R&C analysis - 1.9

Rudin's Real and Complex Analysis - Section 1.9 review:

Section $1.9$ deals with consequences of Theorem $1.9$ and $1.8$.
Taking $X$ as a measurable space, a function $f=u+iv$ is measurable when $u,v$ are measurable. This follows by setting
$\Phi(z)=\Phi(u,v)=z=u+iv$ where $\Phi$ is a continuous mapping of a plane into a topological space - $f$ is measurable.

Given $f=u+iv$ is measurable, showing $u$,$v$ are measurable is easy. Assume $Re(z)=u$ be projection of real part. Since $Re(z)$ is continuous, $Re\circ f$ is measurable via Theorem $1.7$. Similarly for $v$ and $|f|$.

Simple proof shows that $f+g$ and $fg$ are measurable for measurable $f,g$.

On a measurable set, definition of characterstic function is given. Then a theorem (point e) on complex measurable function is proved that has no applications for almost several sections!

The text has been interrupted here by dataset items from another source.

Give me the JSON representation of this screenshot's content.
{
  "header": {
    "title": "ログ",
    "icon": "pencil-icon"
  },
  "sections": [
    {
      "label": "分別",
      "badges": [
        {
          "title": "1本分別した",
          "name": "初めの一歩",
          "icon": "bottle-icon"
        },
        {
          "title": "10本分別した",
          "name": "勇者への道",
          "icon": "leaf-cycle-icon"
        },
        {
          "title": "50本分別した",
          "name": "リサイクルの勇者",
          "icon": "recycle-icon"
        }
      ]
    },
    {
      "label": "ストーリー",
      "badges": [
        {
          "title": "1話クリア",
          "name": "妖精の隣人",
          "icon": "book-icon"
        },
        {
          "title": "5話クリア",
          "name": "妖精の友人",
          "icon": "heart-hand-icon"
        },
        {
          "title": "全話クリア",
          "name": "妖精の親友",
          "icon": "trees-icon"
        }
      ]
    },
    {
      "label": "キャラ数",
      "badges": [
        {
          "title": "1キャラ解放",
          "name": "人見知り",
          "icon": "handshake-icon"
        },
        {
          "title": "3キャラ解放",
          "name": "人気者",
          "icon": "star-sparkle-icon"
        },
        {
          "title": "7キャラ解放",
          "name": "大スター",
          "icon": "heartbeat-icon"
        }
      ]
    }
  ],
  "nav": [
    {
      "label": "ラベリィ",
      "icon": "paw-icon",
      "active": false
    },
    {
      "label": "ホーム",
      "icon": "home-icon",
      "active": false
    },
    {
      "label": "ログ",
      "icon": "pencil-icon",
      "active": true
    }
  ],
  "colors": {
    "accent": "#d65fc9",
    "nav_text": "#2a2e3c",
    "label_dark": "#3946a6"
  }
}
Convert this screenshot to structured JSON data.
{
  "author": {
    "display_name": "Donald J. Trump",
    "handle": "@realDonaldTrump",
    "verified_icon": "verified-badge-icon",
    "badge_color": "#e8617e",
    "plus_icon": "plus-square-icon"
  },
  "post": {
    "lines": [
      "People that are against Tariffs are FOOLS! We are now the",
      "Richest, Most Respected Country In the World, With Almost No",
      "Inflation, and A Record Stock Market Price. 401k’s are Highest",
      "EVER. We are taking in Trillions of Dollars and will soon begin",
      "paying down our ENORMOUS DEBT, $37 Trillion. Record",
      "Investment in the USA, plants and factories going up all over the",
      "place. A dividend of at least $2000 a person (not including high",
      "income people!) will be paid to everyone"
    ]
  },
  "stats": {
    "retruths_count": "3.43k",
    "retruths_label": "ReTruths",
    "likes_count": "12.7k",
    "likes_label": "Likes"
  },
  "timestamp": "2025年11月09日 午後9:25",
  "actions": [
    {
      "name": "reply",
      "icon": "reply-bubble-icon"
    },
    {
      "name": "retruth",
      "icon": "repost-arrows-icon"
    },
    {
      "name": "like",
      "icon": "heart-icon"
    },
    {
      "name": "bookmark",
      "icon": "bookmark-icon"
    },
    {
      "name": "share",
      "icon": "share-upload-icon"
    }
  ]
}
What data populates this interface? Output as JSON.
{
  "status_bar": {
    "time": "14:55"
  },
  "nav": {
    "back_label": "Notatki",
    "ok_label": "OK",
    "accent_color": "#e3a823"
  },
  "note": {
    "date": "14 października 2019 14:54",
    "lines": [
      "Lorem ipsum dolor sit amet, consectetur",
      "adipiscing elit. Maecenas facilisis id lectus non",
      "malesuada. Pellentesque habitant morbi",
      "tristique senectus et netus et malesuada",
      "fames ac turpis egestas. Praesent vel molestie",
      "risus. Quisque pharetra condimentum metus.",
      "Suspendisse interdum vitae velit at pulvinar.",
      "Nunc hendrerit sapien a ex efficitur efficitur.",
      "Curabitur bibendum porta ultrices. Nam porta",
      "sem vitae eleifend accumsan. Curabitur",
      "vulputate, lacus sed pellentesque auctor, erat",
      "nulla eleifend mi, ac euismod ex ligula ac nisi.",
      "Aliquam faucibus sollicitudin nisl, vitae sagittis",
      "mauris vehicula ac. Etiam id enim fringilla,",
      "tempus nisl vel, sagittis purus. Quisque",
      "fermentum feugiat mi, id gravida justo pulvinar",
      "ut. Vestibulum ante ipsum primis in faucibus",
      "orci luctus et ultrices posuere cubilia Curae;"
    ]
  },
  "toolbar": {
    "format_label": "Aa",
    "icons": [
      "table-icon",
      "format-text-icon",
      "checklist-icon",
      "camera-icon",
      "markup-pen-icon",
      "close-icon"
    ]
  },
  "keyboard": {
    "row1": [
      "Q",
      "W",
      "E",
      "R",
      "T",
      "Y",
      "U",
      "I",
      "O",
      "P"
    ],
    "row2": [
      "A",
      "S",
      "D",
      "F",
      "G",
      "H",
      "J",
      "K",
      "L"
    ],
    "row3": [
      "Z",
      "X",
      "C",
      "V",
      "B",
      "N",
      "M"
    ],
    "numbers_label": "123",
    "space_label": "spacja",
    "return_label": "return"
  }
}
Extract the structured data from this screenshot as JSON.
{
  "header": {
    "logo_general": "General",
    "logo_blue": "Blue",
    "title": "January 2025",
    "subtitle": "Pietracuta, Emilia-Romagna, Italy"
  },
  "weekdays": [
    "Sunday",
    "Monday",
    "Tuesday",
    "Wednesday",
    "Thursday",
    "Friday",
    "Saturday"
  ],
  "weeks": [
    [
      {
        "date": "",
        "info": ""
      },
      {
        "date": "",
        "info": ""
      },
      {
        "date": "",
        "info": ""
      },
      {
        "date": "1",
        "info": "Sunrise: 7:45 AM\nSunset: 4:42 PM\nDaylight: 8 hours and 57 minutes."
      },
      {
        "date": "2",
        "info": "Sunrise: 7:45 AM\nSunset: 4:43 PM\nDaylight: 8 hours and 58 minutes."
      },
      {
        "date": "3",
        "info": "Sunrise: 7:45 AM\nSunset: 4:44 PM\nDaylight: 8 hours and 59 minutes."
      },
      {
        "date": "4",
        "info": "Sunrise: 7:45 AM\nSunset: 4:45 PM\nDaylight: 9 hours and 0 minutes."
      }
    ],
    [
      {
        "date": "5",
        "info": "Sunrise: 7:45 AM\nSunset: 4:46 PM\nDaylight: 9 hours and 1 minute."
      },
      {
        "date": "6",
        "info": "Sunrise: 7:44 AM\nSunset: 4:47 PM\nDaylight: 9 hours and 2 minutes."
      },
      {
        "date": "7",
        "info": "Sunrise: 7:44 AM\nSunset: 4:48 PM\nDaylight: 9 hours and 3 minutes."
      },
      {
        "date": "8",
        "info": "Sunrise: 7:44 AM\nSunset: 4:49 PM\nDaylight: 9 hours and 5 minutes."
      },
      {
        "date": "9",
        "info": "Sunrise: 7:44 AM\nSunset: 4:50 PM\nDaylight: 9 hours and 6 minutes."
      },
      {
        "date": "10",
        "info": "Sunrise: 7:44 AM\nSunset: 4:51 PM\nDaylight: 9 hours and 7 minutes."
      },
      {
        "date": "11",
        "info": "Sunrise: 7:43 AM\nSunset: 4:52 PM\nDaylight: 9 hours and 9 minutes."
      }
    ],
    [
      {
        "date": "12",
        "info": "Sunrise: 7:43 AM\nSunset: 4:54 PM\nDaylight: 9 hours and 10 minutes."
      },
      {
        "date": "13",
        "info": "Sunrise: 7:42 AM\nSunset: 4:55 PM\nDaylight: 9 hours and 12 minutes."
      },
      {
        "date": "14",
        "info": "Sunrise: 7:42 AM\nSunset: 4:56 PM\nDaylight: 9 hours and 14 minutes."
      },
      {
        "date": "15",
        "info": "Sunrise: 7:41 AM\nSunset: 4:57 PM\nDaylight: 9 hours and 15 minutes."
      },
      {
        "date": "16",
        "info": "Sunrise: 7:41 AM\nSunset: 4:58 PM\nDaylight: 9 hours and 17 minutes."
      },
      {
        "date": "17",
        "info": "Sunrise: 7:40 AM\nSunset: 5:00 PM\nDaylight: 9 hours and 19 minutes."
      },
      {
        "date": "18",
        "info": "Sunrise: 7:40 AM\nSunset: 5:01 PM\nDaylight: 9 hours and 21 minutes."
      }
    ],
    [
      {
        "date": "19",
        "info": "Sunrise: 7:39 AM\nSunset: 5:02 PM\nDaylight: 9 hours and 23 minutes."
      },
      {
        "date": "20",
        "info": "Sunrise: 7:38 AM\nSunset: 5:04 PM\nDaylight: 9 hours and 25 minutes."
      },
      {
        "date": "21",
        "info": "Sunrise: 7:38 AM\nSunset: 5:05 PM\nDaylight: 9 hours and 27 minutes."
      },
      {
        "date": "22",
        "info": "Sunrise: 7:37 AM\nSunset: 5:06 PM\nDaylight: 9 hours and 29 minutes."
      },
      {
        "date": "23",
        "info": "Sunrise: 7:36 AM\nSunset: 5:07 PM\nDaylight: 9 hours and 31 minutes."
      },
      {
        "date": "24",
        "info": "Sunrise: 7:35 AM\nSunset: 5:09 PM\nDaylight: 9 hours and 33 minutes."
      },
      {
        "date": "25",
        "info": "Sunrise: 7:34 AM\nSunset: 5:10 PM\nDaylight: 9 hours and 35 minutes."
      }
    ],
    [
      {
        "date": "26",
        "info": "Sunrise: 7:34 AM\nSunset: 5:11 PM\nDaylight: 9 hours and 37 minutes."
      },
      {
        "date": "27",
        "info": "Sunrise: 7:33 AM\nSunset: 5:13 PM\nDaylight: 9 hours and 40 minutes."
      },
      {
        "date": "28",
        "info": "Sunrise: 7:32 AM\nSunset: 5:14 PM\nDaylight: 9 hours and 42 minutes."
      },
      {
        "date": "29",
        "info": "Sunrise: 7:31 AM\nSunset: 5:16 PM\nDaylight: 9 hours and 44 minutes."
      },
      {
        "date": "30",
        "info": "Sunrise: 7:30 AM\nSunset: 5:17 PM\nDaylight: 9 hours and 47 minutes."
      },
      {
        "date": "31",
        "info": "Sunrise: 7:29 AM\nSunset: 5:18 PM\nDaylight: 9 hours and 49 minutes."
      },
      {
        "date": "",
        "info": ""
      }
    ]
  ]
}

The construction in this proof is instructive. Given that $f$ is a complex measurable function, need to show there exists a complex measurable function $\alpha$ such that $|\alpha|=1$ and $f=\alpha|f|$. Approach is to use Theorem $1.7$ that requires constructing a continuous function $\phi$ and compose $\phi$ with measurable functions.

Start off by setting $\phi(z)=z/|z|$ for each $z \in Y$ where $Y$ is complex plane with origin removed.

To use characterstic function - a set $E=\{x|f(x)=0\}$ is defined, then

$\alpha(x) = \phi(f(x)+\chi_E)$


Clearly, if $x \in E$, $\chi_E=1$ and $f(x)=0$. Then $\alpha(x)=1$.
If $x \notin E$, then $\chi_E=0$ and $\alpha(x)=\phi(f(x))=f(x)/|f(x)|$. Now Theorem $1.7$ can be applied to prove existence of $\alpha$.